Phase-contrast images of S. aureus with 40-nm nanoparticles before (a) and after (b) laser exposure (532 nm; 12 ns; 3 J/cm², 100 pulses).

FIGURE 7

Nonlinear PT response from S. aureus as a function of nanoparticles size. Laser parameters: wavelength, 525 nm; pulse width, 8 ns; and pulse energy, 1 μJ (0.2 J/cm²).

FIGURE 8

Selectivity of binding S. aureus with bioconjugated gold nanoparticles. The phase contrast (a) and fluorescent images of S. aureus labeled with chicken anti-goat IgG as secondary antibodies with Alexa Fluor 594 without (b) and with (c) the primary chicken-anti-mouse IgG antibody labeled with Alexa Fluor 488. Bacterial viability was assessed after laser exposure (532 nm, 12 ns, 3 J/cm²) using 40-nm gold nanoparticles by plating the sample on tryptic soy agar (d).
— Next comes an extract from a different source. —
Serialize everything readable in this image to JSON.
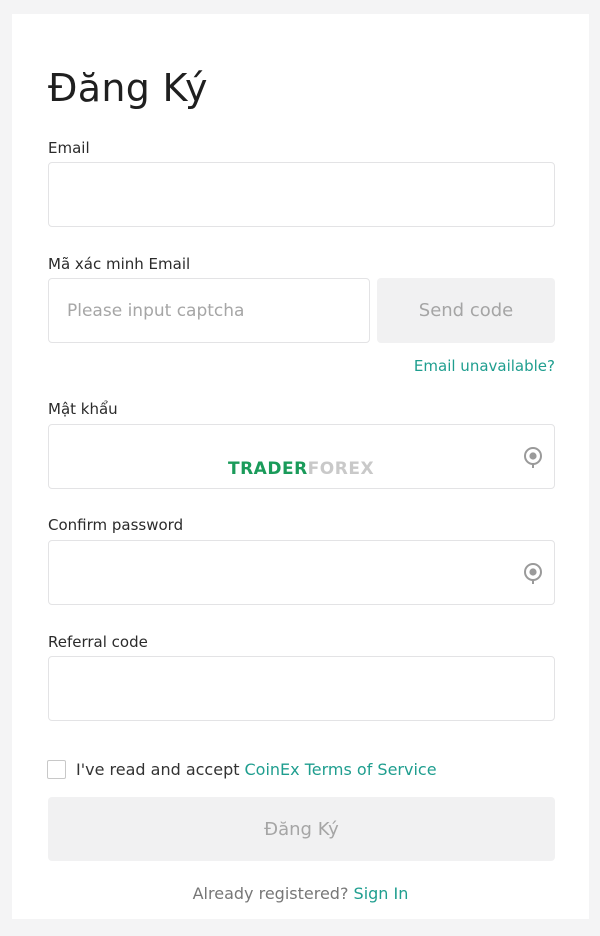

The results of plate counting of samples without laser treatment were assumed as 100%. Statistical values were reported as means ± SD of two independent experiments in triplicates. Differences between means were calculated by Student's t-test for paired values. (*p = 0.0006.)

FIGURE 9

Efficiency of laser killing of S. aureus targeted with 40-nm gold nanoparticles as a function of laser fluence (0–5 J/cm²). Bacterial viability was assessed by plate counting. Laser parameters are: wavelength, 532 nm; pulse width, 12 ns; and number of pulses, 100. The open squares represent samples irradiated without gold nanoparticles; the solid squares represent samples irradiated with attached gold nanoparticles. The plate-counts of samples without laser treatment were assumed 100% viable. Statistical values are reported as means ± SD of three independent experiments in duplicates.